Propane systems: Must comply with NFPA standards. A fire suppression system is required for cooking operations. This is non-negotiable and directly tied to your fire department inspection. Used trucks sometimes have suppression systems that are expired or not properly certified — verify this before you buy.

Temperature logging: Georgia requires a valid commercial kitchen-grade thermometer and temperature logs. This is active ongoing compliance, not just a permit-day thing. Inspectors check logs during routine inspections.

Insurance: You need commercial auto insurance on the truck (personal auto policies explicitly exclude commercial use). You also need general liability insurance for your business operations. Budget $3,000-$6,000/year combined. If you have three or more employees — including part-time — Georgia requires workers’ compensation coverage under the State Board of Workers’ Compensation (sbwc.georgia.gov).


Step 6: Register for State Taxes

Register at the Georgia Tax Center (gtc.dor.ga.gov) before your first sale.

Sales tax: All food truck sales are subject to Georgia sales tax. The state base rate is 4%, but the combined rate including local taxes typically runs 7-9% depending on the county where you’re serving. The rate that applies is determined by where the transaction happens — not where your truck is registered. If you serve lunch in Fulton County on Tuesday and DeKalb County on Thursday, you’re collecting and remitting at each county’s rate. Keep clean location records.

Employer withholding: If you’re hiring anyone, register for employer withholding tax through GTC as well. Georgia’s income tax rate is a flat 5.19% for 2025.

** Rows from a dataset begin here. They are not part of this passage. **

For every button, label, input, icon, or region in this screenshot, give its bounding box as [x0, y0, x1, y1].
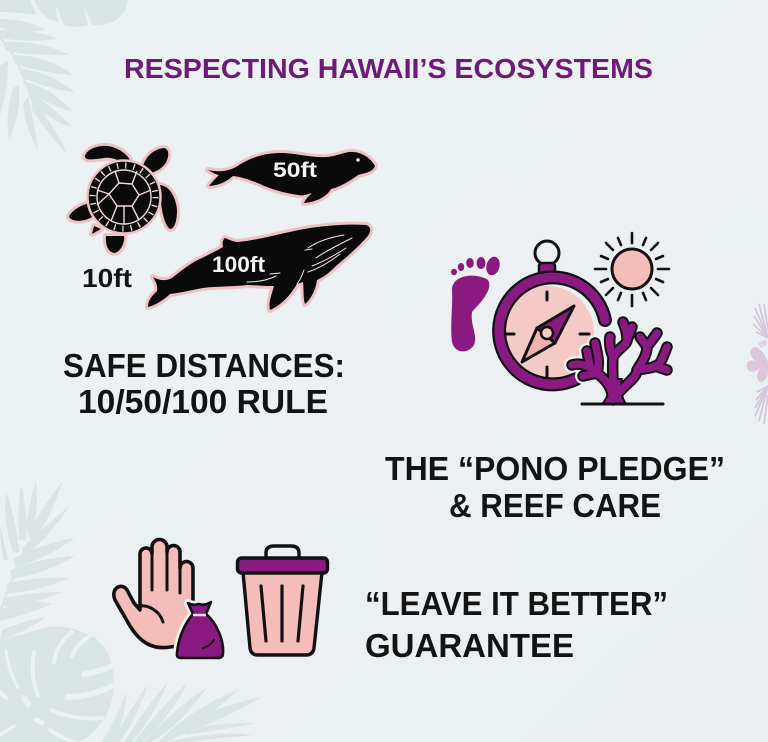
icon: trash bag	[177, 602, 223, 658]
icon: compass	[499, 241, 605, 384]
icon: trash can	[238, 546, 328, 655]
background: top-left monstera leaf	[0, 0, 128, 27]
icon: sea turtle	[69, 146, 177, 253]
background: bottom palm frond	[102, 682, 262, 742]
heading: safe distances: 10/50/100 RULE	[78, 383, 328, 420]
heading: pono pledge	[385, 450, 725, 524]
background: monstera leaf veins	[0, 632, 112, 742]
heading: leave it better	[365, 585, 668, 664]
background: bottom-left monstera leaf	[0, 627, 114, 742]
heading: safe distances	[63, 347, 345, 420]
icon: footprint	[451, 255, 502, 351]
background: top-left palm frond	[0, 19, 75, 155]
heading: safe distances: SAFE DISTANCES:	[63, 347, 345, 384]
icon: monk seal with 50ft: 50ft	[273, 159, 317, 182]
title: RESPECTING HAWAII’S ECOSYSTEMS	[124, 53, 653, 84]
icon: monk seal with 50ft	[208, 152, 375, 203]
icon: humpback whale with 100ft	[148, 225, 370, 310]
label: 10ft: 10ft	[82, 263, 132, 293]
heading: leave it better: GUARANTEE	[365, 627, 574, 664]
heading: pono pledge: & REEF CARE	[449, 487, 661, 524]
icon: raised hand	[114, 540, 193, 648]
icon: humpback whale with 100ft: 100ft	[212, 252, 266, 277]
heading: leave it better: “LEAVE IT BETTER”	[365, 585, 668, 622]
heading: pono pledge: THE “PONO PLEDGE”	[385, 450, 725, 487]
icon: coral	[572, 322, 667, 404]
background: hibiscus flower and palm	[747, 304, 768, 424]
icon: sun	[595, 233, 669, 306]
background: bottom-left palm frond	[0, 480, 75, 640]
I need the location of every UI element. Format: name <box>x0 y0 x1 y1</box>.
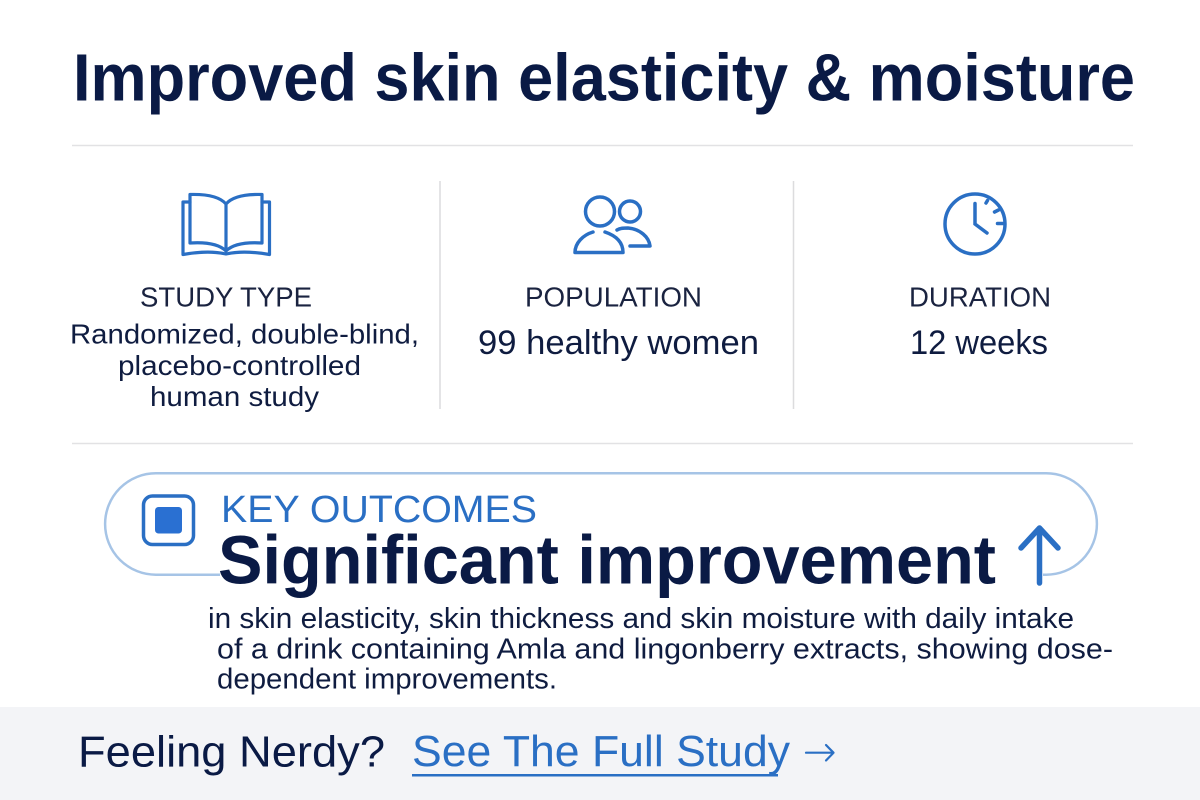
study type value: placebo-controlled <box>118 350 361 381</box>
population value: 99 healthy women <box>478 324 759 362</box>
icon: open book <box>183 194 270 254</box>
outcome description: of a drink containing Amla and lingonberry extracts, showing dose- <box>217 634 1113 666</box>
panel: duration <box>909 194 1051 362</box>
icon: people <box>575 197 650 252</box>
arrow: link <box>806 745 834 760</box>
heading: key outcomes: KEY OUTCOMES <box>221 489 537 531</box>
duration value: 12 weeks <box>910 324 1048 362</box>
panel: population <box>478 197 759 362</box>
footer prompt: Feeling Nerdy? <box>78 728 385 776</box>
arrow: up <box>1021 528 1058 583</box>
title: Improved skin elasticity & moisture <box>73 40 1135 116</box>
study type value: human study <box>150 381 319 412</box>
footer bar <box>0 707 1200 800</box>
panel: key outcomes <box>105 473 1113 696</box>
link underline <box>412 774 778 776</box>
footer link: See The Full Study <box>412 727 790 776</box>
outcome pill outline <box>105 473 1097 575</box>
outcome description: dependent improvements. <box>217 664 557 696</box>
icon: square target <box>144 496 194 544</box>
headline: significant improvement: Significant improvement <box>218 522 996 598</box>
label: population: POPULATION <box>525 282 702 312</box>
outcome description: in skin elasticity, skin thickness and skin moisture with daily intake <box>208 603 1074 635</box>
label: study type: STUDY TYPE <box>140 282 312 312</box>
study type value: Randomized, double-blind, <box>70 318 419 350</box>
study type value <box>70 318 419 412</box>
outcome description <box>208 603 1113 696</box>
panel: study type <box>70 194 419 412</box>
icon: clock <box>945 194 1005 254</box>
label: duration: DURATION <box>909 282 1051 312</box>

Federal: Get your EIN at irs.gov/ein if you haven’t already. Free, immediate, done online.


Costs at a Glance

No sugar-coating here. Food trucks are not a cheap entry into the food business. They’re cheaper than a restaurant — but that bar is set at $400,000.

ItemCost
LLC filing (one-time)$100
Annual LLC registration$60/year
Food truck, used$40,000-$100,000
Food truck, new custom$75,000-$200,000
Commissary rental$800-$1,500/month
County health permit$200-$600/year
CFPM certification (ServSafe)~$150-$200 (valid 5 years)
Occupation Tax Certificate$50-$200/year
Commercial auto + general liability insurance$3,000-$6,000/year
Workers’ comp (3+ employees)Varies by payroll

Total first-year estimate:

  • Used truck scenario: approximately $60,000-$130,000
  • New custom truck scenario: approximately $100,000-$230,000

The commissary rental alone runs $9,600-$18,000 per year. That’s a fixed cost you’re paying whether you’re doing $5,000 in sales that month or $25,000. Build it into your financial model before you commit to anything.


The Sequence That Actually Matters

The permit dependencies in Georgia run in a specific order. Skip a step and you’ll be backtracking.

  1. Form your LLC and get your EIN
  2. Secure your commissary agreement (this unlocks everything else)
  3. Submit plan review to your county Environmental Health department
  4. Get your CFPM certification (don’t wait — schedule the exam early)
  5. Pass truck inspection → receive county health permit
  6. Get your Occupation Tax Certificate + file SAVE and E-Verify affidavits
  7. Register for sales tax at Georgia Tax Center
  8. Get commercial auto and liability insurance
  9. Schedule fire department inspection

The commissary is the linchpin. Every food truck operator who’s gone through this process in Georgia will tell you the same thing: find your base of operation before you buy a truck. It determines your geography, your daily operating cost, and your timeline to permit approval.

Once you’re permitted in your home county, HB 1443 opens the rest of the state. That’s the real upside of starting in Georgia right now — the regulatory framework, while demanding, is at least structured to let you grow across county lines without starting over every time.